O que sobretudo quero provar, é que todas as classes sociais têm obrigação de concorrer com um contingente apreciável, para o recrutamento das fileiras sacerdotais, e que o sacerdócio, em lugar de ser um encargo oneroso do qual fogem as famílias, deve ser considerado uma honra sublime, um florão do patrimônio moral da família, sem o qual não estarão completas as glórias de qualquer linhagem, por mais antiga e ilustre que seja.
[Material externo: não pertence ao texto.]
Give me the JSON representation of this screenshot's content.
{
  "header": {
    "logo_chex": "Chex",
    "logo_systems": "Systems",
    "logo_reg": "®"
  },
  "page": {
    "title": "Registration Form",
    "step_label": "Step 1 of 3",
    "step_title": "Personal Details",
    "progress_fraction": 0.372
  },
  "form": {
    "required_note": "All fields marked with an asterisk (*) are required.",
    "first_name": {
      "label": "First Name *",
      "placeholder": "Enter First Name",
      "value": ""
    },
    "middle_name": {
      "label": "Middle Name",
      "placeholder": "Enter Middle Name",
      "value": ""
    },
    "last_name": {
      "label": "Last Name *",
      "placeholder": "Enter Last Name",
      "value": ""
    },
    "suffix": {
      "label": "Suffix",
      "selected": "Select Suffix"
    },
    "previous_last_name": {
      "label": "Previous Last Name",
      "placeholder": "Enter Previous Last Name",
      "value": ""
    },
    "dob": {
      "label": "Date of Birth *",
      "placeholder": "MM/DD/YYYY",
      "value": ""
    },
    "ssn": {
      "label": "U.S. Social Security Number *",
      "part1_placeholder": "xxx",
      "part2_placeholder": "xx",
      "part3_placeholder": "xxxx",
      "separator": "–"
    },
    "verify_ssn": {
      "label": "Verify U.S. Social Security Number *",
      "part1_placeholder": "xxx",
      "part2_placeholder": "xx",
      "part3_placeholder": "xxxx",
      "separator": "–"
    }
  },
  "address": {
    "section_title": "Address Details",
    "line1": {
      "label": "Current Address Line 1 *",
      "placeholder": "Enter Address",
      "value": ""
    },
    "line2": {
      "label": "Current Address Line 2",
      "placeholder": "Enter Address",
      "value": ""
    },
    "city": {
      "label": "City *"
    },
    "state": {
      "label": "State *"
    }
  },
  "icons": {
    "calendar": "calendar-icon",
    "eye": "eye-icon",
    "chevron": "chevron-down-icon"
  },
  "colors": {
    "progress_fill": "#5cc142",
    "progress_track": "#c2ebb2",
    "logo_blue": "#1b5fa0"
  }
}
Esta observação tem sua importância. O Revmo. Pe. Garrigou-Lagrange lhe deu um forte relevo, na conferência que pronunciou em nossa Cúria Metropolitana, a propósito das vocações ao sacerdócio. Realmente, não é justo que se esquivem as famílias mais abastadas e mais ilustres, a dar seus filhos à Santa Igreja, entregando‑os à vida religiosa ou sacerdotal. Não se compreende que, entre nós, este estado de coisas perdure por mais tempo. Ele gera inconvenientes graves para a própria tarefa apostólica e constitui um sintoma irrefutável de uma crise moral séria.

Os inconvenientes decorrentes do fato de quase não se recrutarem sacerdotes em certas camadas sociais são evidentes. A Santa Sé, hoje mais do que nunca, insiste para que o apostolado seja, de preferência, desenvolvido por pessoas do próprio meio social. Em relação à Ação Católica, é esta uma norma essencial. Evidentemente, perde ela muito de seu vigor quando se trata, não mais do apostolado de leigos, mas das atividades da própria Hierarquia Eclesiástica. Sem embargo disto, ainda neste terreno, ela conserva uma oportunidade que os espíritos previdentes não poderão contestar.

A classe alta, ambiente mais refratário ao sacerdócio

Não convém que cheguemos a generalizações falsas e temerárias. Seria errôneo sustentar‑se que não se encontram no Brasil, entre as famílias mais ilustres, sacerdotes. Entretanto, é incontestável que esse é o ambiente mais refratário ao recrutamento sacerdotal. A Igreja não precisa, evidentemente, de sacerdotes desta ou daquela classe, para realizar sua tarefa. Tanto pode um sacerdote de família operária fazer seu apostolado nas mais altas classes sociais, quanto pode outro sacerdote, filho de ilustre família, dedicar‑se ao apostolado entre proletários. Sem embargo disto, é certo que o apostolado feito por uma pessoa do próprio meio tem vantagens que ninguém pode ignorar, e que devem ser tomadas na devida consideração.

Quanto à crise moral que essa abstenção revela, é muito séria.

Em última análise, significa isto que o espírito de abnegação, de devotamento, de renúncia, escasseia em nossas classes dirigentes. Efetivamente, se há retraimento em relação ao sacerdócio, deve‑se isto não raras vezes ao fato de parecer a vida de um sacerdote — e esta impressão é verdadeira — muito pouco vantajosa sob o ponto de vista das honrarias e dos lucros. De sorte que as famílias desviam intencional e até pertinazmente seus filhos, da vocação que Deus lhes dá.

Se, em um país, é este o espírito das classes dirigentes, que catástrofes, que abismos, que nuvens, não se podem antever em seu caminho?

Uma obra providencial

O fato não se demonstra apenas quanto à vocação sacerdotal. Também outras carreiras, que oferecem inconvenientes, são cuidadosamente afastadas por muitas famílias.

Um exemplo disto está nas carreiras do Exército e da Marinha, das quais, por egoísmo, e mediante violência, são afastadas muitas vocações autênticas.

Por quê? Porque, evidentemente, é mais rendoso ser banqueiro do que sacerdote ou militar. E, por isto, todos querem ser bacharéis e banqueiros. E poucos se obstinam em envergar a batina ou a farda.

Cabe à Obra das Vocações remover este e outros obstáculos. E ela o tem feito magnificamente. (…) Por isto, as Autoridades Eclesiásticas lhe deram o seu mais inteiro apoio. E o Legionário, que é, por natureza, um servidor de todas as causas santas, não poderia deixar de chamar, sobre ela, a atenção de seus leitores(1).  v

 

Plinio Corrêa de Oliveira

1) Transcrito do Legionário de 13/11/1938. Título e subtítulos da redação.